Below’s an example that opens Google's homepage and clicks the "I'm Feeling Lucky" button:

from selenium import webdriver
from selenium.webdriver.chrome.service import Service as ChromeService
from webdriver_manager.chrome import ChromeDriverManager
from selenium.webdriver.support.wait import WebDriverWait
from selenium.webdriver.common.by import By

# create driver instance
driver = webdriver.Chrome(service=ChromeService(ChromeDriverManager().install()))

driver.get('https://www.google.com/')

# Find and click the button
feeling_lucky_button = driver.find_elements(By.CLASS_NAME, 'RNmpXc')
feeling_lucky_button[1].click()
WebDriverWait(driver, 15)

Selenium provides you with a plethora of methods and functionality to enable you to interact with websites through your code.

click button with selenium

Querying an API directly

Many websites provide APIs (Application Programming Interfaces) that allow you to retrieve structured data directly. This is often the most reliable and ethical way to obtain data from a website.
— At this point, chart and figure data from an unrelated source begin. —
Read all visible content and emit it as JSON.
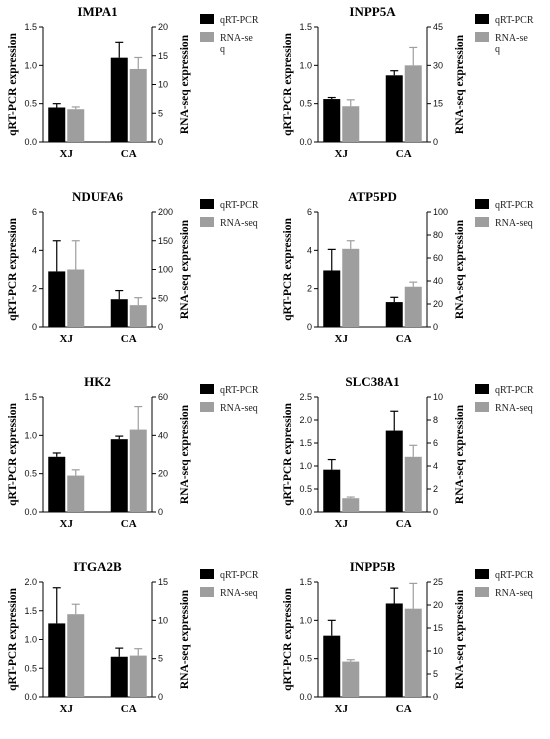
{
  "colors": {
    "qrt": "#000000",
    "rnaseq": "#9e9e9e",
    "axis": "#000000"
  },
  "chart_data": [
    {
      "type": "bar",
      "title": "IMPA1",
      "categories": [
        "XJ",
        "CA"
      ],
      "ylabel_left": "qRT-PCR expression",
      "ylabel_right": "RNA-seq expression",
      "ylim_left": [
        0,
        1.5
      ],
      "yticks_left": [
        "0.0",
        "0.5",
        "1.0",
        "1.5"
      ],
      "ylim_right": [
        0,
        20
      ],
      "yticks_right": [
        "0",
        "5",
        "10",
        "15",
        "20"
      ],
      "series": [
        {
          "name": "qRT-PCR",
          "axis": "left",
          "values": [
            0.45,
            1.1
          ],
          "errors": [
            0.05,
            0.2
          ]
        },
        {
          "name": "RNA-se q",
          "axis": "right",
          "values": [
            5.7,
            12.7
          ],
          "errors": [
            0.4,
            2.0
          ]
        }
      ],
      "legend": [
        "qRT-PCR",
        "RNA-se q"
      ]
    },
    {
      "type": "bar",
      "title": "INPP5A",
      "categories": [
        "XJ",
        "CA"
      ],
      "ylabel_left": "qRT-PCR expression",
      "ylabel_right": "RNA-seq expression",
      "ylim_left": [
        0,
        1.5
      ],
      "yticks_left": [
        "0.0",
        "0.5",
        "1.0",
        "1.5"
      ],
      "ylim_right": [
        0,
        45
      ],
      "yticks_right": [
        "0",
        "15",
        "30",
        "45"
      ],
      "series": [
        {
          "name": "qRT-PCR",
          "axis": "left",
          "values": [
            0.56,
            0.87
          ],
          "errors": [
            0.02,
            0.06
          ]
        },
        {
          "name": "RNA-se q",
          "axis": "right",
          "values": [
            14.0,
            30.0
          ],
          "errors": [
            2.5,
            7.0
          ]
        }
      ],
      "legend": [
        "qRT-PCR",
        "RNA-se q"
      ]
    },
    {
      "type": "bar",
      "title": "NDUFA6",
      "categories": [
        "XJ",
        "CA"
      ],
      "ylabel_left": "qRT-PCR expression",
      "ylabel_right": "RNA-seq expression",
      "ylim_left": [
        0,
        6
      ],
      "yticks_left": [
        "0",
        "2",
        "4",
        "6"
      ],
      "ylim_right": [
        0,
        200
      ],
      "yticks_right": [
        "0",
        "50",
        "100",
        "150",
        "200"
      ],
      "series": [
        {
          "name": "qRT-PCR",
          "axis": "left",
          "values": [
            2.9,
            1.45
          ],
          "errors": [
            1.6,
            0.45
          ]
        },
        {
          "name": "RNA-seq",
          "axis": "right",
          "values": [
            100,
            38
          ],
          "errors": [
            50,
            13
          ]
        }
      ],
      "legend": [
        "qRT-PCR",
        "RNA-seq"
      ]
    },
    {
      "type": "bar",
      "title": "ATP5PD",
      "categories": [
        "XJ",
        "CA"
      ],
      "ylabel_left": "qRT-PCR expression",
      "ylabel_right": "RNA-seq expression",
      "ylim_left": [
        0,
        6
      ],
      "yticks_left": [
        "0",
        "2",
        "4",
        "6"
      ],
      "ylim_right": [
        0,
        100
      ],
      "yticks_right": [
        "0",
        "20",
        "40",
        "60",
        "80",
        "100"
      ],
      "series": [
        {
          "name": "qRT-PCR",
          "axis": "left",
          "values": [
            2.95,
            1.3
          ],
          "errors": [
            1.1,
            0.25
          ]
        },
        {
          "name": "RNA-seq",
          "axis": "right",
          "values": [
            68,
            35
          ],
          "errors": [
            7,
            4
          ]
        }
      ],
      "legend": [
        "qRT-PCR",
        "RNA-seq"
      ]
    },
    {
      "type": "bar",
      "title": "HK2",
      "categories": [
        "XJ",
        "CA"
      ],
      "ylabel_left": "qRT-PCR expression",
      "ylabel_right": "RNA-seq expression",
      "ylim_left": [
        0,
        1.5
      ],
      "yticks_left": [
        "0.0",
        "0.5",
        "1.0",
        "1.5"
      ],
      "ylim_right": [
        0,
        60
      ],
      "yticks_right": [
        "0",
        "20",
        "40",
        "60"
      ],
      "series": [
        {
          "name": "qRT-PCR",
          "axis": "left",
          "values": [
            0.72,
            0.95
          ],
          "errors": [
            0.05,
            0.04
          ]
        },
        {
          "name": "RNA-seq",
          "axis": "right",
          "values": [
            19,
            43
          ],
          "errors": [
            3,
            12
          ]
        }
      ],
      "legend": [
        "qRT-PCR",
        "RNA-seq"
      ]
    },
    {
      "type": "bar",
      "title": "SLC38A1",
      "categories": [
        "XJ",
        "CA"
      ],
      "ylabel_left": "qRT-PCR expression",
      "ylabel_right": "RNA-seq expression",
      "ylim_left": [
        0,
        2.5
      ],
      "yticks_left": [
        "0.0",
        "0.5",
        "1.0",
        "1.5",
        "2.0",
        "2.5"
      ],
      "ylim_right": [
        0,
        10
      ],
      "yticks_right": [
        "0",
        "2",
        "4",
        "6",
        "8",
        "10"
      ],
      "series": [
        {
          "name": "qRT-PCR",
          "axis": "left",
          "values": [
            0.92,
            1.77
          ],
          "errors": [
            0.22,
            0.42
          ]
        },
        {
          "name": "RNA-seq",
          "axis": "right",
          "values": [
            1.2,
            4.8
          ],
          "errors": [
            0.1,
            1.0
          ]
        }
      ],
      "legend": [
        "qRT-PCR",
        "RNA-seq"
      ]
    },
    {
      "type": "bar",
      "title": "ITGA2B",
      "categories": [
        "XJ",
        "CA"
      ],
      "ylabel_left": "qRT-PCR expression",
      "ylabel_right": "RNA-seq expression",
      "ylim_left": [
        0,
        2.0
      ],
      "yticks_left": [
        "0.0",
        "0.5",
        "1.0",
        "1.5",
        "2.0"
      ],
      "ylim_right": [
        0,
        15
      ],
      "yticks_right": [
        "0",
        "5",
        "10",
        "15"
      ],
      "series": [
        {
          "name": "qRT-PCR",
          "axis": "left",
          "values": [
            1.28,
            0.7
          ],
          "errors": [
            0.62,
            0.15
          ]
        },
        {
          "name": "RNA-seq",
          "axis": "right",
          "values": [
            10.8,
            5.4
          ],
          "errors": [
            1.3,
            0.9
          ]
        }
      ],
      "legend": [
        "qRT-PCR",
        "RNA-seq"
      ]
    },
    {
      "type": "bar",
      "title": "INPP5B",
      "categories": [
        "XJ",
        "CA"
      ],
      "ylabel_left": "qRT-PCR expression",
      "ylabel_right": "RNA-seq expression",
      "ylim_left": [
        0,
        1.5
      ],
      "yticks_left": [
        "0.0",
        "0.5",
        "1.0",
        "1.5"
      ],
      "ylim_right": [
        0,
        25
      ],
      "yticks_right": [
        "0",
        "5",
        "10",
        "15",
        "20",
        "25"
      ],
      "series": [
        {
          "name": "qRT-PCR",
          "axis": "left",
          "values": [
            0.8,
            1.22
          ],
          "errors": [
            0.2,
            0.2
          ]
        },
        {
          "name": "RNA-seq",
          "axis": "right",
          "values": [
            7.7,
            19.2
          ],
          "errors": [
            0.4,
            5.5
          ]
        }
      ],
      "legend": [
        "qRT-PCR",
        "RNA-seq"
      ]
    }
  ]
}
To query an API directly, use the requests library to make HTTP requests to the API endpoints.

import requests
response = requests.get('https://www.reddit.com/r/python/top.json')
data = response.json()
# process the data
print(data)

querying API

Using API libraries

There also exist API libraries created by the community. These libraries simplify the process of interacting with the website's data. For instance, TikTokAPIPy is a Python library for scraping TikTok data.

pip install TikTokAPIPy

Here’s an example use case:

from tiktokapipy.api import TikTokAPI

with TikTokAPI() as api:
    user = api.user("daveyhert", video_limit=5)
    print(dict(user.stats)["video_count"])

using API library

Conclusion

This guide introduced you to four different methods of web scraping in Python. Whether you choose BeautifulSoup for static web pages, Selenium for dynamic content, direct API queries, or specialized API libraries, remember to scrape responsibly and respect a website's terms of use and policies.